İsrail hükümetinin televizyonlarda gösterdiği görüntülerin hiçbirinin doğru olmadığını ifade eden Paech şöyle devam etti:
"Kanaatimce 18 ölü, 50 yaralı vardı. Ancak 9 ölü ya da 30 yaralının olduğu söyleniyor. Daha fazla da kayıp olduğuna inanıyorum. İsrail gerçekleri yansıtmıyor. İnternet sitelerinde gemi anındaki görüntüleri gördüm. Onlar bizim bulunduğumuz geminin değil ki. İnternette gösterilen gemi küçük bir gemi, bizim bulunduğumuz büyük bir yolcu gemisiydi. Ayrıca insanlar hareket ediyor onların gösterdiği görüntülerde. Ellerimiz kelepçeliyken, hareket etmemiz mümkün mü? Tamamıyla dünya kamuoyu İsrail hükümeti tarafından yanlış yönlendiriliyor."

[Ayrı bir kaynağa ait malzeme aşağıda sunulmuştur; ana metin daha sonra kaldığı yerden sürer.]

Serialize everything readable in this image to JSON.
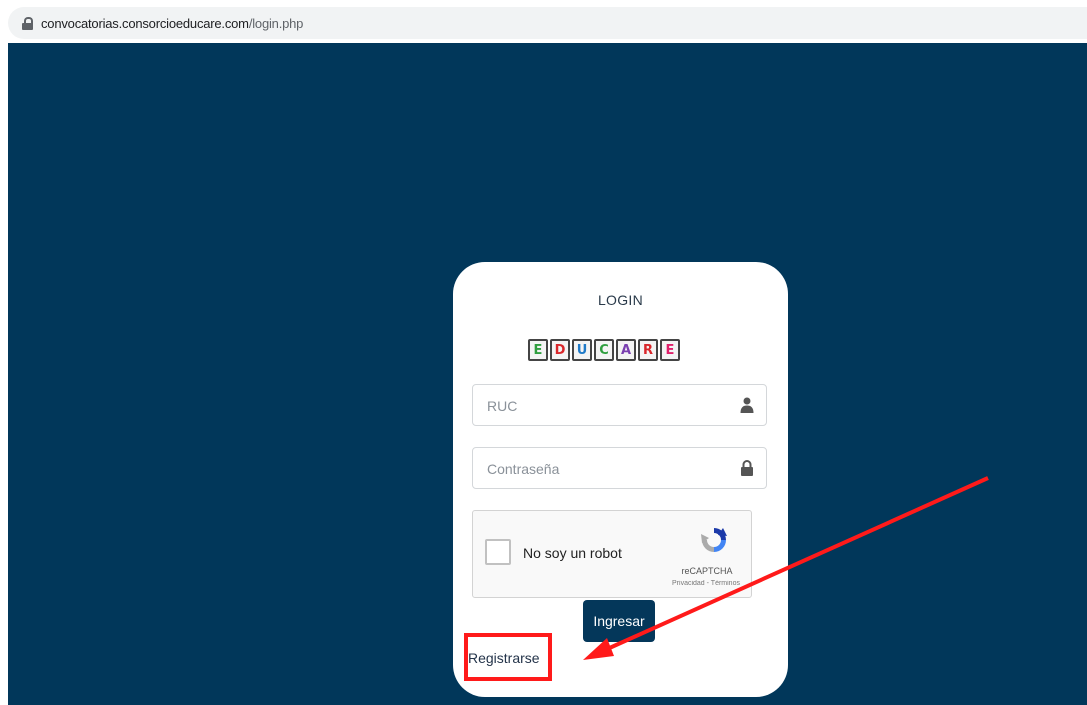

Gazze'ye uygulanan ambargo kaldırılmadıkça, Filistin'in egemen varlığı kabul edilmedikçe İsrail'in saldırılarını sürdüreceğini kaydeden Paech, Gazze'ye insani yardım götürmek amacıyla tekrar bölgeye gitmek için hazırlık yapabileceğini sözlerine ekledi.
Filistin Halkıyla Dayanışma Derneği temsilcisi El Sakka ise, insani yardım malzemeleri götürmek için Gazze'ye gitmek istediklerini ifade ederek yaşadıklarını şöyle anlattı:
"Gemide ne silah ne de başka bir şey vardı. Tıbbı malzemeler, öğrencilere okul malzemeleri gibi şeyler vardı. Bu denli vahşi bir katliam gibi saldırının olabileceğini hiç düşünmedik. Üstelik uluslararası sularda. Saldırı anında gaz bombası atıldı. Battaniyelerin altına girmek zorunda kaldık. İsrail askerlerinin gemiye girdiklerini gördüm. Yaralılar, ölüler gördüm. Çok kötü bir durum vardı. Ellerimiz arkadan bağlandı, saatlerce bir şey yiyemedik. Üstelik diyabet hastasıyım. Gemideki herkes barış yanlısıydı. Birçok insanla tanıştım. Akademisyenler de vardı. Normal vatandaş da vardı gemimizde. Hepimiz insani yardım eli uzatmak için Gazze'ye doğru yol almıştık. İsrail, barıştan yana olmadığını bir kez daha göstermiş oldu."
Sol Parti Federal Meclis Grup Başkan Vekili van Aken de İsrail hükümetinin uluslararası kamuoyunu yanlış bilgilendirdiğini söyleyerek, İsrail saldırısını kınadı.